I’ll let Rawness’ post speak for itself. Go have a look, and also have a look at the reasoning behind the approach if you have the time. In a nutshell, the idea is that this is an instance where Rand’s advice about “refusing the sanction of the victim” applies. The kind of underhanded America-bashing that one encounters so much of in Europe needs your complicity to work, and so by denying to comply (that is, neither getting openly offended, nor allowing the attacker to simply retreat after the sting - as Hank Rearden does in the courtroom scene in Atlas Shrugged) you beat it. In my experience, this is solid advice. Trying to argue the point mysteriously only ends up making you look overly sensitive, but letting it go is even worse, as it guarantees you’ll be treated with condescension by that person from there on out. The only thing you can do is exactly what’s suggested: let it play out for a bit, then start to calmly ask pointed questions.
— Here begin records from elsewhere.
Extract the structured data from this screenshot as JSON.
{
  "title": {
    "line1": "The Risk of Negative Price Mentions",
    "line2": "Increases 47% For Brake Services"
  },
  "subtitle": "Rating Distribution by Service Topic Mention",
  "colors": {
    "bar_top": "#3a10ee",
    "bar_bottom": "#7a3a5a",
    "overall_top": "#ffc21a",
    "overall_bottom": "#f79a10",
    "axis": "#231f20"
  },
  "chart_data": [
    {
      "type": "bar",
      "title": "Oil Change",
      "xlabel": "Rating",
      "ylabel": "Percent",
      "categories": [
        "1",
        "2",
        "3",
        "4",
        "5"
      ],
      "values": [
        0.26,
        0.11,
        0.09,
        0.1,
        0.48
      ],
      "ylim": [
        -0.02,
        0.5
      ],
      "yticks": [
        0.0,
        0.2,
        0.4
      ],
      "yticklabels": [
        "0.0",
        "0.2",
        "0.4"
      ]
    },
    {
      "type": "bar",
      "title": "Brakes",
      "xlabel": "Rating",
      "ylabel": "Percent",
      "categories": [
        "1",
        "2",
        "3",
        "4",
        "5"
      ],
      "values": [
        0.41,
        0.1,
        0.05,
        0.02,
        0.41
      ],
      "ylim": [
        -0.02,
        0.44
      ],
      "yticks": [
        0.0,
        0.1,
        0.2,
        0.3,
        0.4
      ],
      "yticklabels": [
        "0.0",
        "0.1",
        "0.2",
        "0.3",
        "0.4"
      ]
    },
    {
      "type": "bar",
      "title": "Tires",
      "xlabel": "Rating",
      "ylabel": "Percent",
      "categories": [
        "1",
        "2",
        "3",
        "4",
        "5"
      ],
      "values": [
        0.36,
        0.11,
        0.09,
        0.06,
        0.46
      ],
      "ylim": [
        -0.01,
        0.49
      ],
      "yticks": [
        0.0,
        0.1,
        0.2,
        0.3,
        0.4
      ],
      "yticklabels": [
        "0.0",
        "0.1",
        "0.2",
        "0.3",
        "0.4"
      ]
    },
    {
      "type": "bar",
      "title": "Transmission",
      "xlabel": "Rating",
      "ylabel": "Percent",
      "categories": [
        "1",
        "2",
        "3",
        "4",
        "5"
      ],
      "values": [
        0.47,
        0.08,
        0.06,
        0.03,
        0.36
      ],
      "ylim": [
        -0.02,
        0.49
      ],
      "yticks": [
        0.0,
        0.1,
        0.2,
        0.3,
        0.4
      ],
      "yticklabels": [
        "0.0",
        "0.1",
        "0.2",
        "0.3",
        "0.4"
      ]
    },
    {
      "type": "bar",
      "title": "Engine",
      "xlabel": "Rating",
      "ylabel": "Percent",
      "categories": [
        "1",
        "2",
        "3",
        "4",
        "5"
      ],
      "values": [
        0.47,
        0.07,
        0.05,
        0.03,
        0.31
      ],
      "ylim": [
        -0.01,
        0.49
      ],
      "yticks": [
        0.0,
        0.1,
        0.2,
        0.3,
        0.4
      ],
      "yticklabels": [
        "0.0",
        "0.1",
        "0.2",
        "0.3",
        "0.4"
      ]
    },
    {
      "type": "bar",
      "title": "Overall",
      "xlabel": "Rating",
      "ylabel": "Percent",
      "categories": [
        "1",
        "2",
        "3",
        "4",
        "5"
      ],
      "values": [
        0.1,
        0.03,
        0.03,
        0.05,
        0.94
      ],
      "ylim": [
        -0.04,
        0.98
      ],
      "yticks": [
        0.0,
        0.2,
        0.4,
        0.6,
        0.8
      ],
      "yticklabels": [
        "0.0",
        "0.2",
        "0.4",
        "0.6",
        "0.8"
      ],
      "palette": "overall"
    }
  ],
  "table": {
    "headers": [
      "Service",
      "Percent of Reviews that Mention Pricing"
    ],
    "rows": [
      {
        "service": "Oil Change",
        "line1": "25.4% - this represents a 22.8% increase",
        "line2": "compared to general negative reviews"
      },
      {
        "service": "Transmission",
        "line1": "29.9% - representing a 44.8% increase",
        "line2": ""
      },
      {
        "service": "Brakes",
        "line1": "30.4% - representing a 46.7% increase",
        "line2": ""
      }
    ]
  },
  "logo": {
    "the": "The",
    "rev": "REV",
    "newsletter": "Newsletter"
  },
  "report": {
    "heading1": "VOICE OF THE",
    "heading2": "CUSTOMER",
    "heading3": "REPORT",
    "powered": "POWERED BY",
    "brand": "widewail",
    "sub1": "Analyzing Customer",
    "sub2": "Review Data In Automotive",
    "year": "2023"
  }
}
It’s so devastating in its effectiveness that you really have to see it to believe it.

The only thing missing from Rawness’ post - and this is NOT a criticism as I don’t have any bright ideas on this front myself - is an explanation for where the behavior comes from. There’s this stab at it (from the second link):

Passive Aggressors have a weakness that you can exploit. See, they desperately want to engage in confrontation for whatever reason. Maybe they feel powerless in general and have typically felt this way since adolescence and winning conflicts are a major ego boost for them. Maybe they are trapped in middle management hell. Maybe they have unresolved issues about something, and you remind them of those unresolved issues. In some form you are the embodiment of whatever it is they have issues with, be it because of your race, your culture, your personality, your archetype (maybe you remind them of the big jocks that pushed them around in high school, the cool guy that got all the girls they couldn’t, the hot chick that never gave them a time of day growing up, the optimist they always envied). For some reason, they have a need for conflict and victory in general, and something about you in particular especially triggers that need for victory.

That’s all true, of course, but what I’ve never been able to understand is what it is about Americans that triggers this need in Europeans? Some of their criticisms are, after all, perfectly accurate, and while I do feel that envy plays some role, I’ve never met anyone doing this who I felt honestly wants to be American. Just saying “it’s envy” is too pop-psych for this; the real motive, whatever it is, is likey to be much more complicated, and I’ve never, not anywhere, run across a satisfying explanation for what it could be.